See, this is a thing, you've got to come up with this stuff on the cuff because I've got to sit there and PowerPoint this. So Aroha mai whanau. Was that bus, was that-- were the people making sure they weren't getting run over by that bu-- OK, all right. I was making sure that wasn't the case.

So the work that you've done with that Te waka wahine hauora, you know, awesome to address geographic inequities. And just along with gender inequities there's a lot of equity gaps that we can look at. I'm sort of pleased to say that one thing the Medical Council is keenly focused on is ensuring that our medical workforce is not only culturally safe so that every interaction that we have with the patient as a doctor is a culturally safe one for the patient. But also that our organizations that we are all part of as doctors and inform in our professional roles, we're advocating and agitating for those organizations to be culturally safe organizations, whether they're delivering health care, but also to grow and diversify our medical workforce.

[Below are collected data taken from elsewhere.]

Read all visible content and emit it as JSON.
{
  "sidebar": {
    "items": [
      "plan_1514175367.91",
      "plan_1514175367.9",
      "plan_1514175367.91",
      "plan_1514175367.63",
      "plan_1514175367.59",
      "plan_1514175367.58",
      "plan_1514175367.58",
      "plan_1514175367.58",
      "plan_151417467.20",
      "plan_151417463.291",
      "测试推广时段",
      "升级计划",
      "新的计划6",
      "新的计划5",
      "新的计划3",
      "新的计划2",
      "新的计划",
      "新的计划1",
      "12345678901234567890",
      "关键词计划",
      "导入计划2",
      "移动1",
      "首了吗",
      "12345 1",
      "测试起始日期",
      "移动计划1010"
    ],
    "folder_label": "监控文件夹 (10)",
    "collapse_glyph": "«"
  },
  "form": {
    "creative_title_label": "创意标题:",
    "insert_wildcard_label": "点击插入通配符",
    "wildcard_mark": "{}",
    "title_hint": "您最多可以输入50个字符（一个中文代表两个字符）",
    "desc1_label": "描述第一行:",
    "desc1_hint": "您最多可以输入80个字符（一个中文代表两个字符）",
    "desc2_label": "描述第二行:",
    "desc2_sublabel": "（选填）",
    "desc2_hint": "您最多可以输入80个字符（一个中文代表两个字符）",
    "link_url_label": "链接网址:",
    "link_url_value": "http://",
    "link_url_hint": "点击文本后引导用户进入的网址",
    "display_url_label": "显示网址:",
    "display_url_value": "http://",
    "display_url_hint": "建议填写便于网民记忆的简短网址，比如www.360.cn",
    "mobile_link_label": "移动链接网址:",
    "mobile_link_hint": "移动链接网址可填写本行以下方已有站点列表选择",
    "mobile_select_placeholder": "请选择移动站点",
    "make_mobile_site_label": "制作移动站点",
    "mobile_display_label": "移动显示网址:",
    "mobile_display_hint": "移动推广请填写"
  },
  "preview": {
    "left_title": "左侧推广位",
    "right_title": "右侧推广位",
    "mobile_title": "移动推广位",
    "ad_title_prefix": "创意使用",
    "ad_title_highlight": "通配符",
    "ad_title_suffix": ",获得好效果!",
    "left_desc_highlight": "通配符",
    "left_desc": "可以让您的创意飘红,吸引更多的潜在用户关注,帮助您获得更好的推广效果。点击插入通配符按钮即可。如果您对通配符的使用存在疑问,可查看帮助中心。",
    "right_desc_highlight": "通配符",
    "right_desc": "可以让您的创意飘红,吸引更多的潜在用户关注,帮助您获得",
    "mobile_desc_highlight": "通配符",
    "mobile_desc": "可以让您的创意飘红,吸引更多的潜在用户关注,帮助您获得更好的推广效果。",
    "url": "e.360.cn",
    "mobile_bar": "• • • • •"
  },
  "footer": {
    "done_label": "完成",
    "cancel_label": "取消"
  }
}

And on that note, I really would like to acknowledge that-- some of you may not know this, but in 2023 we're expecting there to be an equal number of female doctors and male doctors in our medical workforce in New Zealand. And that's-- I mean I reckon that's an awesome statistic. And then it's going to go even more, so we're going to have more women in the workforce than men in due course.

And finally as I look around this room and I see this room, we talk about how far have we come and how far have we got to go. And also do we congratulate ourselves enough. I would certainly just want everyone to look around the room and just look at all of the strengths, all of the diversity that we have in this room. And I'd just put to you that it probably wouldn't have looked like this 20, 25, 30 years ago. John, maybe you can answer that question as well.

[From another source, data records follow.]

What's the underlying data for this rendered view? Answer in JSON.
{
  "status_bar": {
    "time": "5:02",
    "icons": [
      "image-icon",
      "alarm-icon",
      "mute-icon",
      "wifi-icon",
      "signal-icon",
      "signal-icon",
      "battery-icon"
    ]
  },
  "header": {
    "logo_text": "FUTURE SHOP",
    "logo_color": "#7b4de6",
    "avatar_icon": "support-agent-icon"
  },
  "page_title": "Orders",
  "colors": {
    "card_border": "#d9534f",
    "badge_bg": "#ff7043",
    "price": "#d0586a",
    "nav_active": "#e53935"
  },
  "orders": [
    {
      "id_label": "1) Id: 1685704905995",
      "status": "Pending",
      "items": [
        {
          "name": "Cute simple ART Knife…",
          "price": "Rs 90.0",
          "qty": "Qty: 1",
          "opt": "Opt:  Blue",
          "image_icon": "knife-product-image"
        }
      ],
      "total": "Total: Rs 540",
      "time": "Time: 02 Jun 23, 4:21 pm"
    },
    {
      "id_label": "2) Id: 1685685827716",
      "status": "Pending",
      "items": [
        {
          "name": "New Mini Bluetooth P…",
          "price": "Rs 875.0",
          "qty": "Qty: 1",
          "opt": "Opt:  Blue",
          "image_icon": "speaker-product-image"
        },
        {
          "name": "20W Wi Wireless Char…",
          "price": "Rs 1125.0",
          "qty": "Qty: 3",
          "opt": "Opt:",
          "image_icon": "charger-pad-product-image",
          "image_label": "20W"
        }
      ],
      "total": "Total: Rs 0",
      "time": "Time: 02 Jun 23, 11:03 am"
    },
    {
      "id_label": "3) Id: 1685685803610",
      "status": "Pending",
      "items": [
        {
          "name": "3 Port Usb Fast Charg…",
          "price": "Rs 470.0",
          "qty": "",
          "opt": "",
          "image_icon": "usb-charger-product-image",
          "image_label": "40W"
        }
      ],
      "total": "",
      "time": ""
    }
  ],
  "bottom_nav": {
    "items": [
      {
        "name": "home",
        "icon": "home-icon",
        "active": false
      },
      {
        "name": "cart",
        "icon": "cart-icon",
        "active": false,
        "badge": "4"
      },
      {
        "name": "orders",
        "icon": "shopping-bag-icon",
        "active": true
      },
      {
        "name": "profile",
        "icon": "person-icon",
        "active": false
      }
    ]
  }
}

Anyway so we've got a great room of people here. Yasser. Your korero was very powerful, very raw. It's always going to be powerful and I suspect it's always going to be raw. But how we can, especially together, heal, learn, and be better as a people, as a country, through going through tragedy. And I just wonder whether there's that-- that tragedy is an acute example of, in some ways, the longest-term historical trauma which has happened in this country to our indigenous population as well. And so again this coming together to heal, to do better.

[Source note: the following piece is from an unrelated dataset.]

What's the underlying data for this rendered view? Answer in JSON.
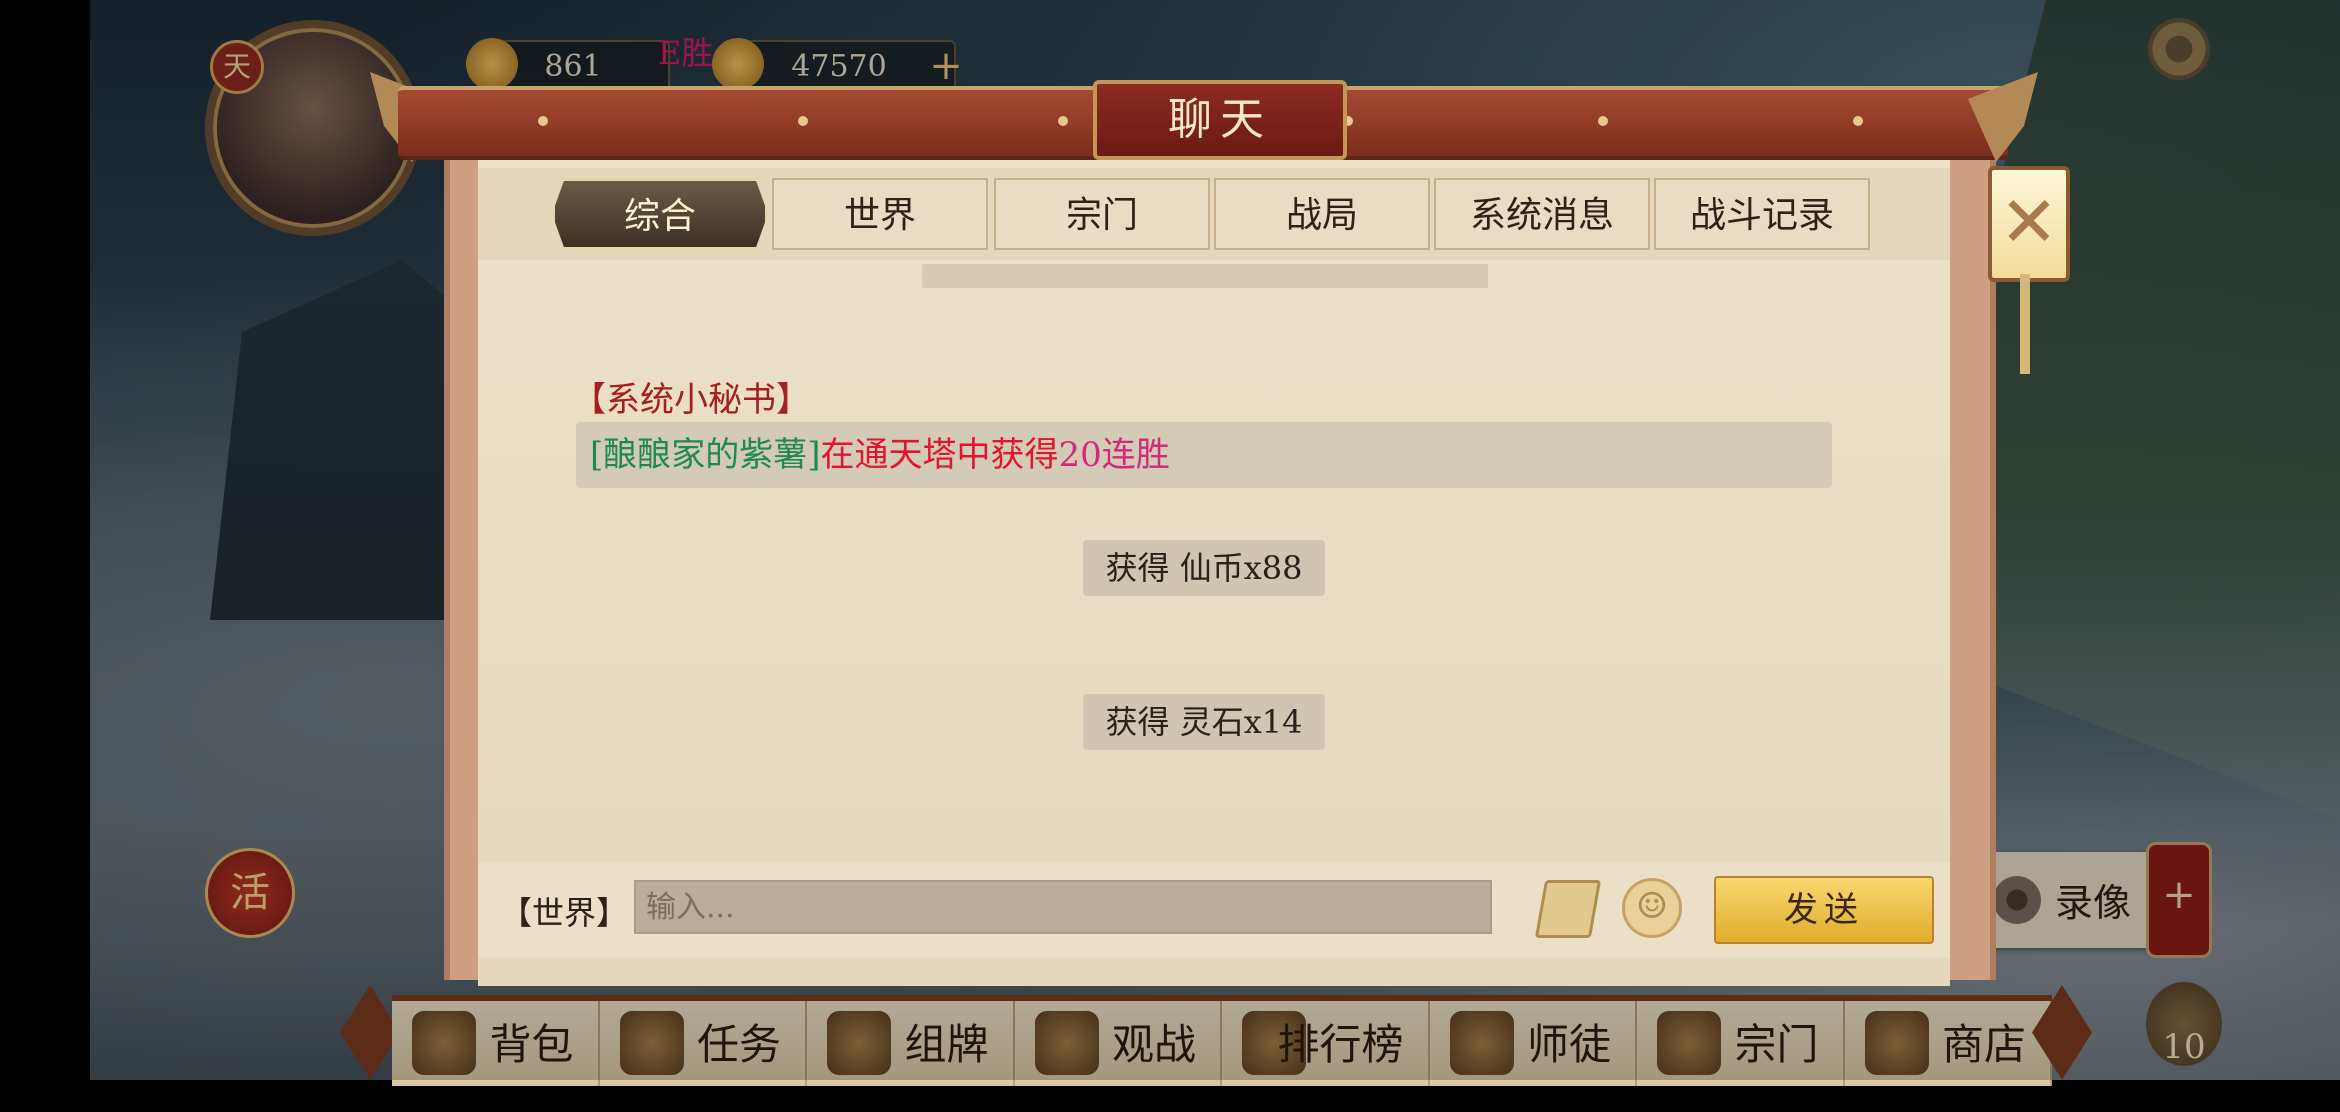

And when two cultures collide, as in the case in your talk, you had the Muslim community dislocated, displaced, and then running up against institutions of the state, which didn't know how to respond, and had to learn how to respond, and are going to have to keep learning how to respond.

Because not only the next time a tragedy happens-- God forbid-- but also just the everyday capability and capacity we need to deliver quality health care.

So look, I'd just like to finish that I think we are becoming a more mature nation able to have these difficult conversations, calling racism racism, calling institutional biases institutional biases But? Also supporting each other along the way. My Koro Ranginui Walker. We are so proud of him because we feel that he did a lot to change our society back in the 60s and 70s when these things weren't spoken about openly or as easily as they are today. So we can stand here and be able to move things forward, to make the most of our nation as we go into the 2020s.

One example here, my lapel pin is the tino rangatiratanga flag. If I reflect on what happened at Bastian Point, takaparawhau, 30 odd years ago compared to how the more recent land disputes have been held out at Ihumatao, and the governance role and all of our role in having a much more respectful dialogue, I have hope that by 2020 we will continue to be a better nation and hopefully have our health equity. So kia ora tatou.